Bringing everything to a meaningful and fleshy end is Timothy Morton, who, would you believe, provides a reflection on queer green sex toys in order to challenge the ontology of agrilogistics. Um, yes. What that means in practical terms is perhaps less salacious than one might hope, with each of the words acting as a heading for various philosophical musings. Queer considers the metaphysics and epistemology of perception in which anything, be it a frog, a meadow or climate change is impossible to purely define and must therefore, and paradoxically, not exist at all. Green builds on this philosophical conceit to define agrilogistics, Morton’s idea of agriculture as a virus, running since about 10,000 BCE when hunter-gatherers settled down and farmed grain, whose three axioms are the law of noncontradiction is inviolable, to exist is to be constantly present, and more existing is better than any quality of existing. As for Sex, which, not unexpectedly, cannot be limited to just one heteronormative expression within a ‘gigantic ocean’ of sexualities and gender, Morton defines it as an ontologically fundamental category like queer and green, as the uncontainable enjoyment that occurs when the first two categories begin to resonate in an enjoyment that implies movement.
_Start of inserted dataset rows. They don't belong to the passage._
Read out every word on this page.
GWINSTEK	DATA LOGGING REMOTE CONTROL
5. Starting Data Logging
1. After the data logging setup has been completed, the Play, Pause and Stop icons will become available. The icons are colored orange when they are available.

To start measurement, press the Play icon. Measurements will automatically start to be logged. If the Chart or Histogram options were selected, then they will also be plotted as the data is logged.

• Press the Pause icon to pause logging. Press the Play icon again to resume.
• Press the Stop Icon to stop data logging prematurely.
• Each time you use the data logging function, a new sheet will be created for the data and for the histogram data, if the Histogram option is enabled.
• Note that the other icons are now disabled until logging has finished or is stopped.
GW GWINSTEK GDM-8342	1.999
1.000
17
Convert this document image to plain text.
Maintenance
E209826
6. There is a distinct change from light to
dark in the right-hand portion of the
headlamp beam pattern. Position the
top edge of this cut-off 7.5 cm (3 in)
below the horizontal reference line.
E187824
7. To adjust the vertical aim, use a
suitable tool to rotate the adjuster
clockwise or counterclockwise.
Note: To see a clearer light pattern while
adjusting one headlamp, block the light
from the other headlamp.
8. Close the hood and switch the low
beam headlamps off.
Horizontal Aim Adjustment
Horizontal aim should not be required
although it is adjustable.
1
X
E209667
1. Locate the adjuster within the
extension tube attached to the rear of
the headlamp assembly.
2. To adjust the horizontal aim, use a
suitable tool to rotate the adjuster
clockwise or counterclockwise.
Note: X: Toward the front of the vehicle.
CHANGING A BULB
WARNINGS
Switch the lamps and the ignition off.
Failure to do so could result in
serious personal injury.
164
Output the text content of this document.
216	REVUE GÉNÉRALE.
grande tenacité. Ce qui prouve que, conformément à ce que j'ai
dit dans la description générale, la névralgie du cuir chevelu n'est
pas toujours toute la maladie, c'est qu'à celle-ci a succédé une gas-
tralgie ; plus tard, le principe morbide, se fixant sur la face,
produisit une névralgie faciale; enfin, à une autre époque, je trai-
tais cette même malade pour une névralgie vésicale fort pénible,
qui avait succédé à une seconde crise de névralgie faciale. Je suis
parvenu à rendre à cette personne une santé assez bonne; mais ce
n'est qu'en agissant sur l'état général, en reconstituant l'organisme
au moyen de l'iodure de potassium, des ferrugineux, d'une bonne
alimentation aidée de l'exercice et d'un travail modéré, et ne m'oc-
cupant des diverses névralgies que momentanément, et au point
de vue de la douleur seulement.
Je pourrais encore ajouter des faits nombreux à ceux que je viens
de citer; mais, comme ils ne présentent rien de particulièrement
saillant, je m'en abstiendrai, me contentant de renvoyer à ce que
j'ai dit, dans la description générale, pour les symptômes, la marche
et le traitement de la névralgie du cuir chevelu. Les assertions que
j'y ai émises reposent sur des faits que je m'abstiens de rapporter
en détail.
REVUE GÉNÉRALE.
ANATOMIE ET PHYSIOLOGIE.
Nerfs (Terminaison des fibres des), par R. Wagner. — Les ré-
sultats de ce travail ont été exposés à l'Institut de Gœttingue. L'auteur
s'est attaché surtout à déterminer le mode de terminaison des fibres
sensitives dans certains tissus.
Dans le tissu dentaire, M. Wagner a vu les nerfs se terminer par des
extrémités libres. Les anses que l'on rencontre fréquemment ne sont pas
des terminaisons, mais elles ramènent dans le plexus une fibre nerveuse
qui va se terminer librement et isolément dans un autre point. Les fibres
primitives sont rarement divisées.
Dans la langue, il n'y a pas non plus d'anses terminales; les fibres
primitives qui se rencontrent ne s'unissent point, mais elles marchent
These queer, green sex beings are finally categorised as the toys of the title, being contingent, fragile, and most significantly, playful; for to play is to make violable the first axiom of agrilogistics: the law of noncontradiction. For Morton, then, thinking ecologically is not an exercise in themes of normative purity and eternal truths, but rather an understanding that things are queer green sex toys.

With its five entries, Meaningful Flesh provides a little something for everyone so inclined, with certain themes that run through each pieces, especially the last four, in which the queerness of nature is a central tenant. Also, the cover design by Chris Piuma incorporating images from Ernst Haeckel’s Kunstformen der Natur is lovely.